Henry was an intellectual who helped found Lancaster's Juliana Library-Company in 1759, which during the Revolution and after was housed in his residence, and he held membership in the American Philosophical Society in Philadelphia, whose first Transactions (1771) printed Henry's account of his invention of a "Description of a Self-Moving or Sentinel Register" to regulate the flue of a furnace. Henry invented a screw auger, manufactured and sold exclusively at his Lancaster store, and some credit him with inventing the steamboat: the twelve-year-old Robert Fulton, a Lancaster neighbor, visited Henry in 1777, who had been experimenting since 1763 on boats with steam engines on the Conestoga River (Fulton's own experiments began only in 1786 in England). Henry and his family were members of the Moravian Congregation at Lancaster.
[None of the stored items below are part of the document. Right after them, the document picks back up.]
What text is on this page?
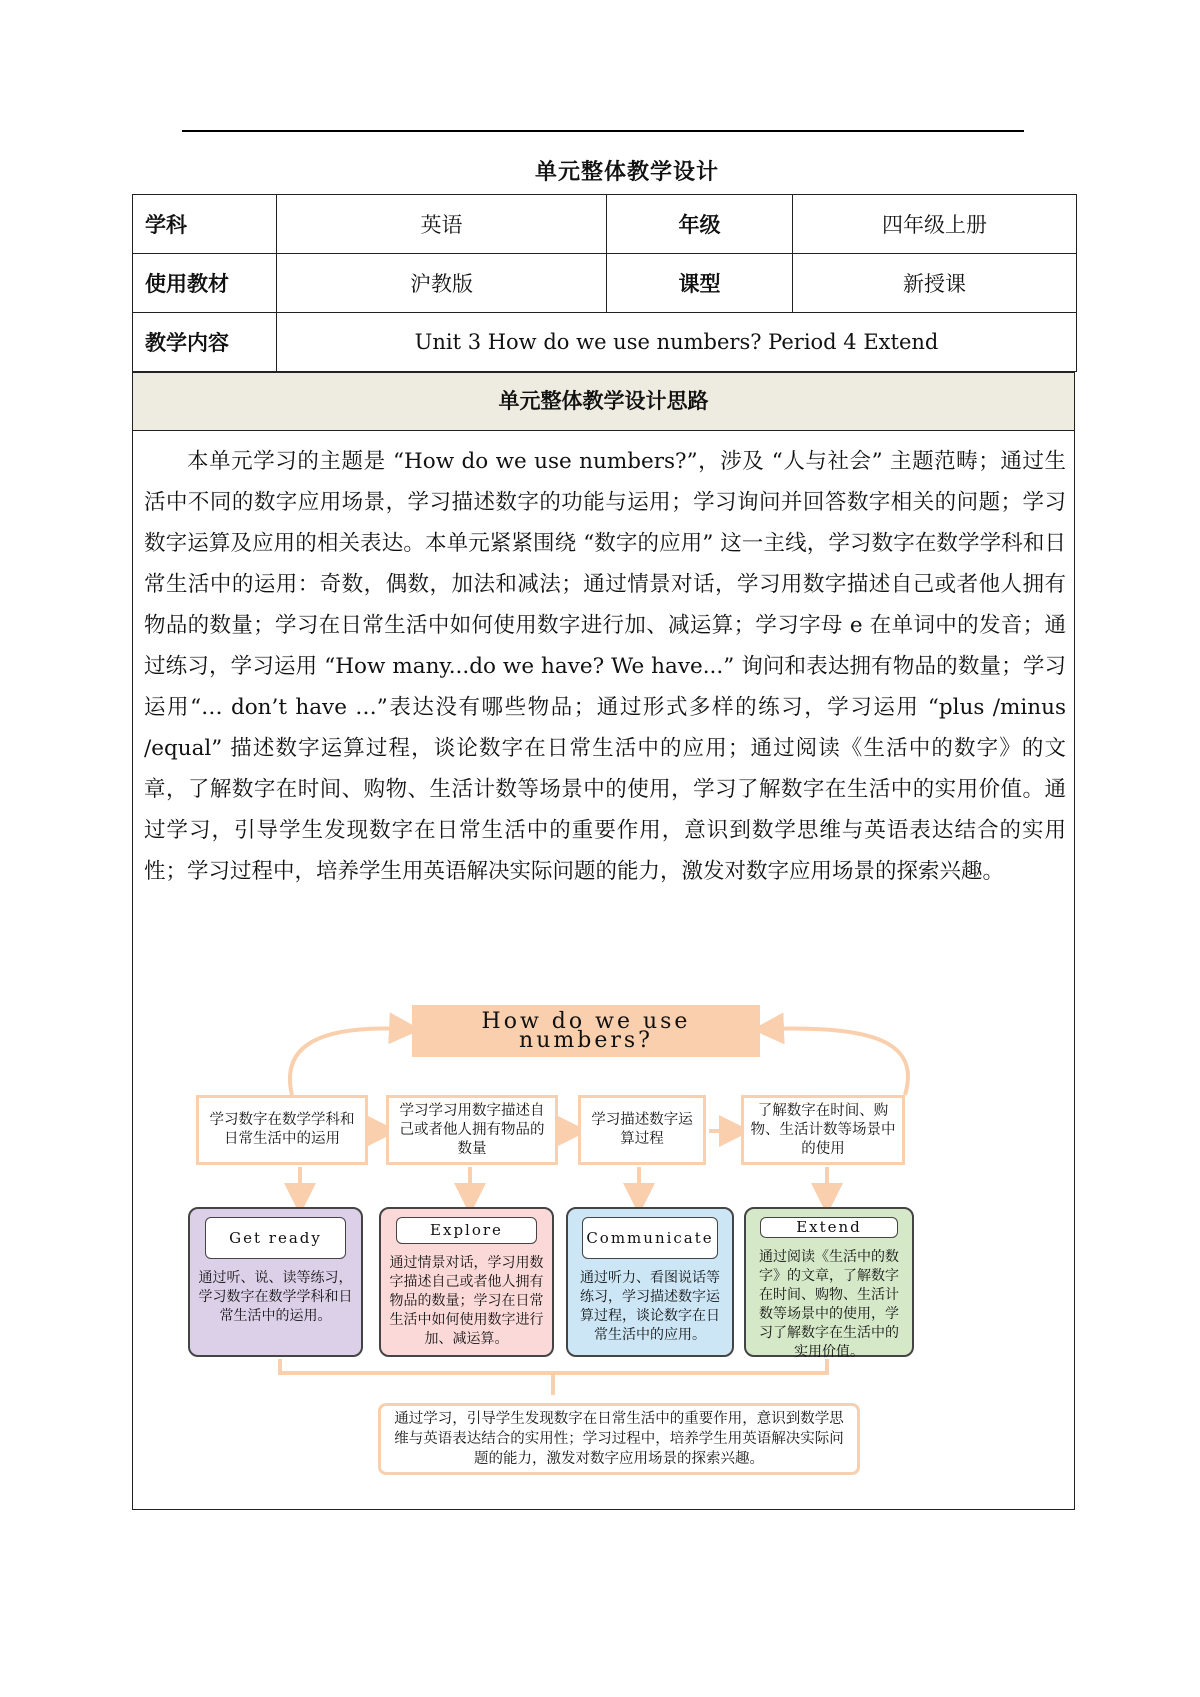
单元整体教学设计
学科	英语	年级	四年级上册
使用教材	沪教版	课型	新授课
教学内容	Unit 3 How do we use numbers? Period 4 Extend		
单元整体教学设计思路

本单元学习的主题是 “How do we use numbers?”，涉及 “人与社会” 主题范畴；通过生活中不同的数字应用场景，学习描述数字的功能与运用；学习询问并回答数字相关的问题；学习数字运算及应用的相关表达。本单元紧紧围绕 “数字的应用” 这一主线，学习数字在数学学科和日常生活中的运用：奇数，偶数，加法和减法；通过情景对话，学习用数字描述自己或者他人拥有物品的数量；学习在日常生活中如何使用数字进行加、减运算；学习字母 e 在单词中的发音；通过练习，学习运用 “How many...do we have? We have...” 询问和表达拥有物品的数量；学习运用“… don’t have …”表达没有哪些物品；通过形式多样的练习，学习运用 “plus /minus /equal” 描述数字运算过程，谈论数字在日常生活中的应用；通过阅读《生活中的数字》的文章，了解数字在时间、购物、生活计数等场景中的使用，学习了解数字在生活中的实用价值。通过学习，引导学生发现数字在日常生活中的重要作用，意识到数学思维与英语表达结合的实用性；学习过程中，培养学生用英语解决实际问题的能力，激发对数字应用场景的探索兴趣。

How do we use numbers?
学习数字在数学学科和日常生活中的运用
学习学习用数字描述自己或者他人拥有物品的数量
学习描述数字运算过程
了解数字在时间、购物、生活计数等场景中的使用
Get ready
通过听、说、读等练习，学习数字在数学学科和日常生活中的运用。
Explore
通过情景对话，学习用数字描述自己或者他人拥有物品的数量；学习在日常生活中如何使用数字进行加、减运算。
Communicate
通过听力、看图说话等练习，学习描述数字运算过程，谈论数字在日常生活中的应用。
Extend
通过阅读《生活中的数字》的文章，了解数字在时间、购物、生活计数等场景中的使用，学习了解数字在生活中的实用价值。
通过学习，引导学生发现数字在日常生活中的重要作用，意识到数学思维与英语表达结合的实用性；学习过程中，培养学生用英语解决实际问题的能力，激发对数字应用场景的探索兴趣。
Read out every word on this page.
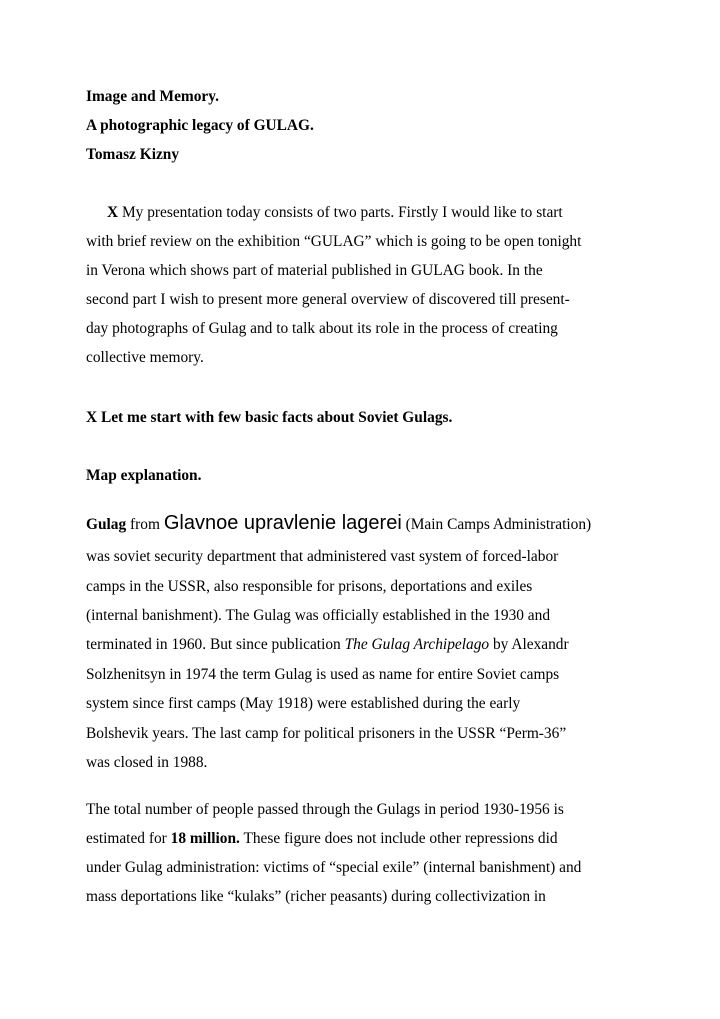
Image and Memory.
A photographic legacy of GULAG.
Tomasz Kizny
X My presentation today consists of two parts. Firstly I would like to start
with brief review on the exhibition “GULAG” which is going to be open tonight
in Verona which shows part of material published in GULAG book. In the
second part I wish to present more general overview of discovered till present-
day photographs of Gulag and to talk about its role in the process of creating
collective memory.
X Let me start with few basic facts about Soviet Gulags.
Map explanation.
Gulag from Glavnoe upravlenie lagerei (Main Camps Administration)
was soviet security department that administered vast system of forced-labor
camps in the USSR, also responsible for prisons, deportations and exiles
(internal banishment). The Gulag was officially established in the 1930 and
terminated in 1960. But since publication The Gulag Archipelago by Alexandr
Solzhenitsyn in 1974 the term Gulag is used as name for entire Soviet camps
system since first camps (May 1918) were established during the early
Bolshevik years. The last camp for political prisoners in the USSR “Perm-36”
was closed in 1988.
The total number of people passed through the Gulags in period 1930-1956 is
estimated for 18 million. These figure does not include other repressions did
under Gulag administration: victims of “special exile” (internal banishment) and
mass deportations like “kulaks” (richer peasants) during collectivization in
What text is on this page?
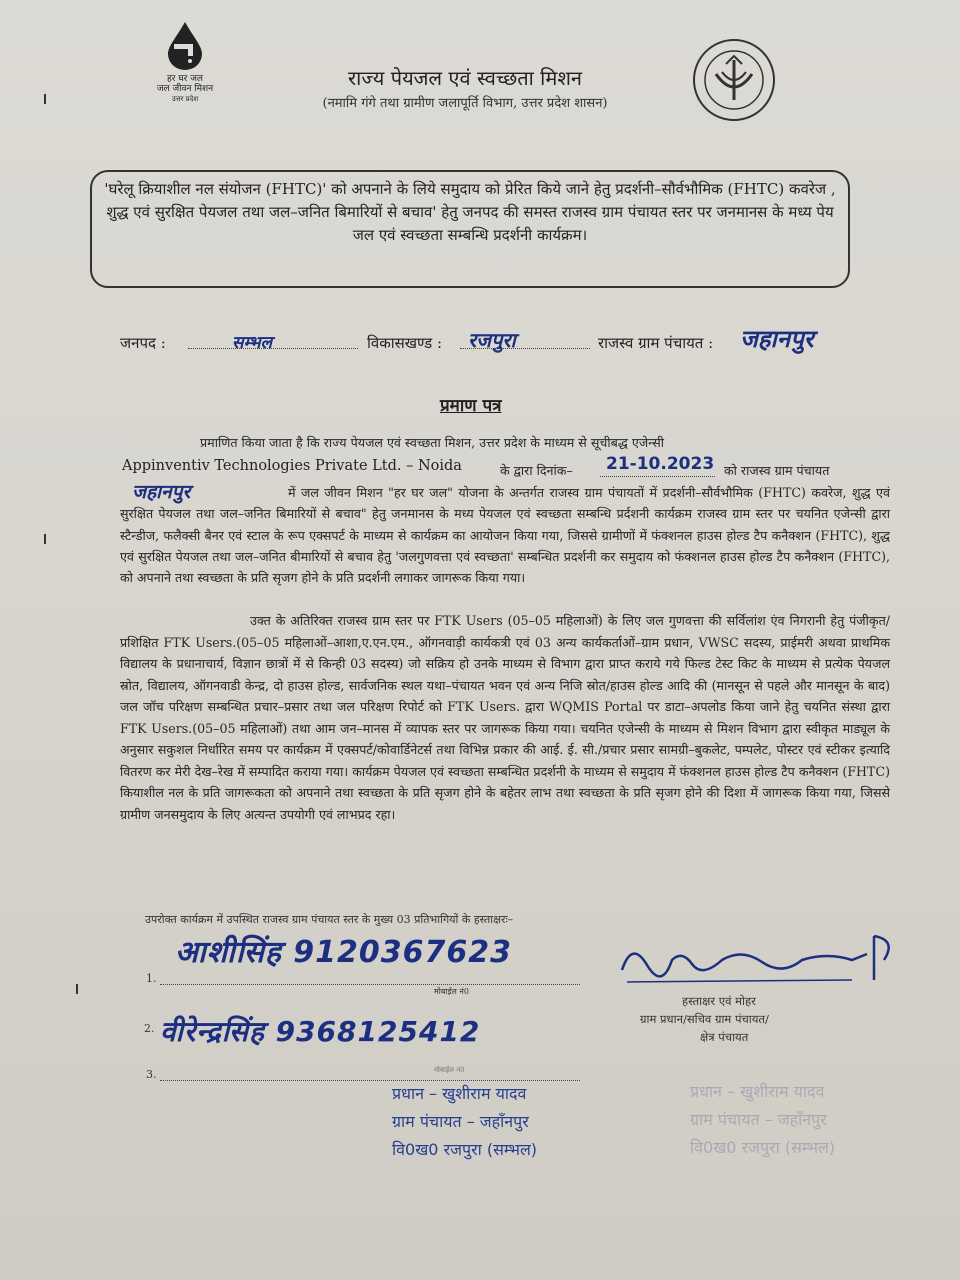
हर घर जल
जल जीवन मिशन
उत्तर प्रदेश
राज्य पेयजल एवं स्वच्छता मिशन
(नमामि गंगे तथा ग्रामीण जलापूर्ति विभाग, उत्तर प्रदेश शासन)
'घरेलू क्रियाशील नल संयोजन (FHTC)' को अपनाने के लिये समुदाय को प्रेरित किये जाने हेतु प्रदर्शनी–सौर्वभौमिक (FHTC) कवरेज , शुद्ध एवं सुरक्षित पेयजल तथा जल–जनित बिमारियों से बचाव' हेतु जनपद की समस्त राजस्व ग्राम पंचायत स्तर पर जनमानस के मध्य पेय जल एवं स्वच्छता सम्बन्धि प्रदर्शनी कार्यक्रम।
जनपद :	सम्भल	विकासखण्ड : रजपुरा	राजस्व ग्राम पंचायत : जहानपुर
प्रमाण पत्र
प्रमाणित किया जाता है कि राज्य पेयजल एवं स्वच्छता मिशन, उत्तर प्रदेश के माध्यम से सूचीबद्ध एजेन्सी
Appinventiv Technologies Private Ltd. – Noida	के द्वारा दिनांक– 21-10.2023 को राजस्व ग्राम पंचायत
जहानपुर	में जल जीवन मिशन "हर घर जल" योजना के अन्तर्गत राजस्व ग्राम पंचायतों में प्रदर्शनी–सौर्वभौमिक (FHTC) कवरेज, शुद्ध एवं सुरक्षित पेयजल तथा जल–जनित बिमारियों से बचाव" हेतु जनमानस के मध्य पेयजल एवं स्वच्छता सम्बन्धि प्रर्दशनी कार्यक्रम राजस्व ग्राम स्तर पर चयनित एजेन्सी द्वारा स्टैन्डीज, फलैक्सी बैनर एवं स्टाल के रूप एक्सपर्ट के माध्यम से कार्यक्रम का आयोजन किया गया, जिससे ग्रामीणों में फंक्शनल हाउस होल्ड टैप कनैक्शन (FHTC), शुद्ध एवं सुरक्षित पेयजल तथा जल–जनित बीमारियों से बचाव हेतु 'जलगुणवत्ता एवं स्वच्छता' सम्बन्धित प्रदर्शनी कर समुदाय को फंक्शनल हाउस होल्ड टैप कनैक्शन (FHTC), को अपनाने तथा स्वच्छता के प्रति सृजग होने के प्रति प्रदर्शनी लगाकर जागरूक किया गया।
उक्त के अतिरिक्त राजस्व ग्राम स्तर पर FTK Users (05–05 महिलाओं) के लिए जल गुणवत्ता की सर्विलांश एंव निगरानी हेतु पंजीकृत/प्रशिक्षित FTK Users.(05–05 महिलाओं–आशा,ए.एन.एम., ऑगनवाड़ी कार्यकत्री एवं 03 अन्य कार्यकर्ताओं–ग्राम प्रधान, VWSC सदस्य, प्राईमरी अथवा प्राथमिक विद्यालय के प्रधानाचार्य, विज्ञान छात्रों में से किन्ही 03 सदस्य) जो सक्रिय हो उनके माध्यम से विभाग द्वारा प्राप्त कराये गये फिल्ड टेस्ट किट के माध्यम से प्रत्येक पेयजल स्रोत, विद्यालय, ऑगनवाडी केन्द्र, दो हाउस होल्ड, सार्वजनिक स्थल यथा–पंचायत भवन एवं अन्य निजि स्रोत/हाउस होल्ड आदि की (मानसून से पहले और मानसून के बाद) जल जॉच परिक्षण सम्बन्धित प्रचार–प्रसार तथा जल परिक्षण रिपोर्ट को FTK Users. द्वारा WQMIS Portal पर डाटा–अपलोड किया जाने हेतु चयनित संस्था द्वारा FTK Users.(05–05 महिलाओं) तथा आम जन–मानस में व्यापक स्तर पर जागरूक किया गया। चयनित एजेन्सी के माध्यम से मिशन विभाग द्वारा स्वीकृत माड्यूल के अनुसार सकुशल निर्धारित समय पर कार्यक्रम में एक्सपर्ट/कोवार्डिनेटर्स तथा विभिन्न प्रकार की आई. ई. सी./प्रचार प्रसार सामग्री–बुकलेट, पम्पलेट, पोस्टर एवं स्टीकर इत्यादि वितरण कर मेरी देख–रेख में सम्पादित कराया गया। कार्यक्रम पेयजल एवं स्वच्छता सम्बन्धित प्रदर्शनी के माध्यम से समुदाय में फंक्शनल हाउस होल्ड टैप कनैक्शन (FHTC) कियाशील नल के प्रति जागरूकता को अपनाने तथा स्वच्छता के प्रति सृजग होने के बहेतर लाभ तथा स्वच्छता के प्रति सृजग होने की दिशा में जागरूक किया गया, जिससे ग्रामीण जनसमुदाय के लिए अत्यन्त उपयोगी एवं लाभप्रद रहा।
उपरोक्त कार्यक्रम में उपस्थित राजस्व ग्राम पंचायत स्तर के मुख्य 03 प्रतिभागियों के हस्ताक्षरः–
1.
आशीसिंह 9120367623
मोबाईल नं0
2. वीरेन्द्रसिंह 9368125412
3.	मोबाईल नं0
हस्ताक्षर एवं मोहर
ग्राम प्रधान/सचिव ग्राम पंचायत/
क्षेत्र पंचायत
प्रधान – खुशीराम यादव
ग्राम पंचायत – जहाँनपुर
वि0ख0 रजपुरा (सम्भल)
प्रधान – खुशीराम यादव
ग्राम पंचायत – जहाँनपुर
वि0ख0 रजपुरा (सम्भल)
Henry was the earliest patron of painter Benjamin West, who lodged in Henry's home in Lancaster in 1756 and painted portraits of William and Ann Henry, probably shortly after their marriage. More significantly, Henry encouraged West to paint The Death of Socrates (1756), perhaps the first history painting produced in the colonies; West credited Henry with having initiated the painter's interest in history painting, the genre for which the painter became famous.

==Legacy==
Henry's sons carried on his gun business, in Lancaster, in Philadelphia, in Nazareth, Pennsylvania, and then in Boulton, PA. One of his sons, John Joseph Henry, served as a sixteen-year-old rifleman on Benedict Arnold's march on Quebec in the fall and winter of 1775 (he was captured and imprisoned for much of 1776), and later served as president judge of the second District in Pennsylvania from 1795 to 1811.